El terremoto fue sentido con fuerza en Cali, Pereira, Manizales, Bogotá, Medellín, Armenia, Popayán y Quibdó, entre otras ciudades. En distintas localidades se produjeron evacuaciones y daños en edificaciones. También se reportaron afectaciones en infraestructura aeroportuaria y en instalaciones públicas, mientras organismos de socorro y autoridades locales inspeccionan estructuras para determinar cuáles pueden continuar operativas y cuáles representan riesgo para la población.
La actividad sísmica continuó después del movimiento principal. El SGC informó inicialmente de 18 réplicas, registradas hasta el mediodía del lunes, con magnitudes entre 1,4 y 4,8, localizadas principalmente en San José del Palmar y Sipí, en Chocó. Posteriormente se contabilizaron muchas más, por lo que el organismo advirtió que las réplicas pueden prolongarse durante días, semanas o incluso meses. El SGC también precisó que actualmente no existe un método científicamente comprobado que permita predecir cuándo ocurrirá un sismo o una réplica.
El Gobierno colombiano activó los mecanismos nacionales de respuesta y desplegó equipos de búsqueda y rescate hacia los sectores afectados.
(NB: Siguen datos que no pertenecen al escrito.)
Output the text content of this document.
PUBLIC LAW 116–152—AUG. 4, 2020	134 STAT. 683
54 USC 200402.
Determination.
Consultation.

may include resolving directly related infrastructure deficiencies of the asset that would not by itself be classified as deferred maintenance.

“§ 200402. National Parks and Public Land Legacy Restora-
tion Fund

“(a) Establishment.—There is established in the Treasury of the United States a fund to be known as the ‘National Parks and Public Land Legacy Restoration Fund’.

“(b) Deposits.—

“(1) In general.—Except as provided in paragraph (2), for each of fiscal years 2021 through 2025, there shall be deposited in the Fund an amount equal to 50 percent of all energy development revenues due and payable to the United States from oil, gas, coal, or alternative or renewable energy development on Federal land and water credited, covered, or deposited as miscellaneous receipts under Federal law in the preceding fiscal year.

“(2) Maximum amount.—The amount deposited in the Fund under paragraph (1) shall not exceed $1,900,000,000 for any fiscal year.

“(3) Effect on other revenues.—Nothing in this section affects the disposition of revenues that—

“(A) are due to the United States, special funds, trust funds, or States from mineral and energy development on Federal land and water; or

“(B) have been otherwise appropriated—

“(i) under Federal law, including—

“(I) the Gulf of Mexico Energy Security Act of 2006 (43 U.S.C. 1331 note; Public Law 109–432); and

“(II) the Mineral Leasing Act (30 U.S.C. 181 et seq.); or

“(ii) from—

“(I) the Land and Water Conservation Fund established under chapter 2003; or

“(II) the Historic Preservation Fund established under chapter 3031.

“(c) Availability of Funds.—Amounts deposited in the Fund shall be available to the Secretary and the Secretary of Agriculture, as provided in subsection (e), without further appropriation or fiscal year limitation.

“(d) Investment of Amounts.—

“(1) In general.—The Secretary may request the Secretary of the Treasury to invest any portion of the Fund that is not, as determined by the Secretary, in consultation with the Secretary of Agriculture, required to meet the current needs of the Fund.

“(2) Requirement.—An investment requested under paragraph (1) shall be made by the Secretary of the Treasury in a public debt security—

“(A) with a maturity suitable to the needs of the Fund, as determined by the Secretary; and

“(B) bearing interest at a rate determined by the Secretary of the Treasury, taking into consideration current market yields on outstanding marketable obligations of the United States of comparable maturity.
Las autoridades concentran sus esfuerzos en localizar personas atrapadas, atender a los heridos, evaluar edificaciones, garantizar la atención hospitalaria y restablecer servicios e infraestructura afectados. La Unidad Nacional para la Gestión del Riesgo de Desastres (UNGRD) es la entidad encargada de consolidar los reportes oficiales de daños y coordinar la respuesta frente a la emergencia, mientras el SGC mantiene el monitoreo de la actividad sísmica.
El SGC explicó que el terremoto se produjo en una región donde la placa de Nazca se hunde por debajo de la placa Sudamericana, proceso conocido como subducción y responsable de buena parte de la actividad sísmica del occidente colombiano. Aunque el movimiento tuvo una profundidad de 103 kilómetros, su elevada magnitud permitió que fuera percibido en un territorio muy amplio. El organismo pidió a la población mantener la calma, alejarse de edificaciones dañadas y seguir exclusivamente las informaciones de las autoridades competentes.
La emergencia permanece abierta y el balance de víctimas y daños puede seguir modificándose. Los equipos de rescate continúan trabajando entre los escombros mientras las autoridades avanzan en la evaluación de viviendas, hospitales, colegios, carreteras y demás infraestructura afectada. El terremoto vuelve a poner en primer plano la vulnerabilidad de las ciudades y comunidades colombianas frente a eventos sísmicos de gran magnitud y la necesidad de fortalecer las capacidades de prevención, respuesta y recuperación ante desastres.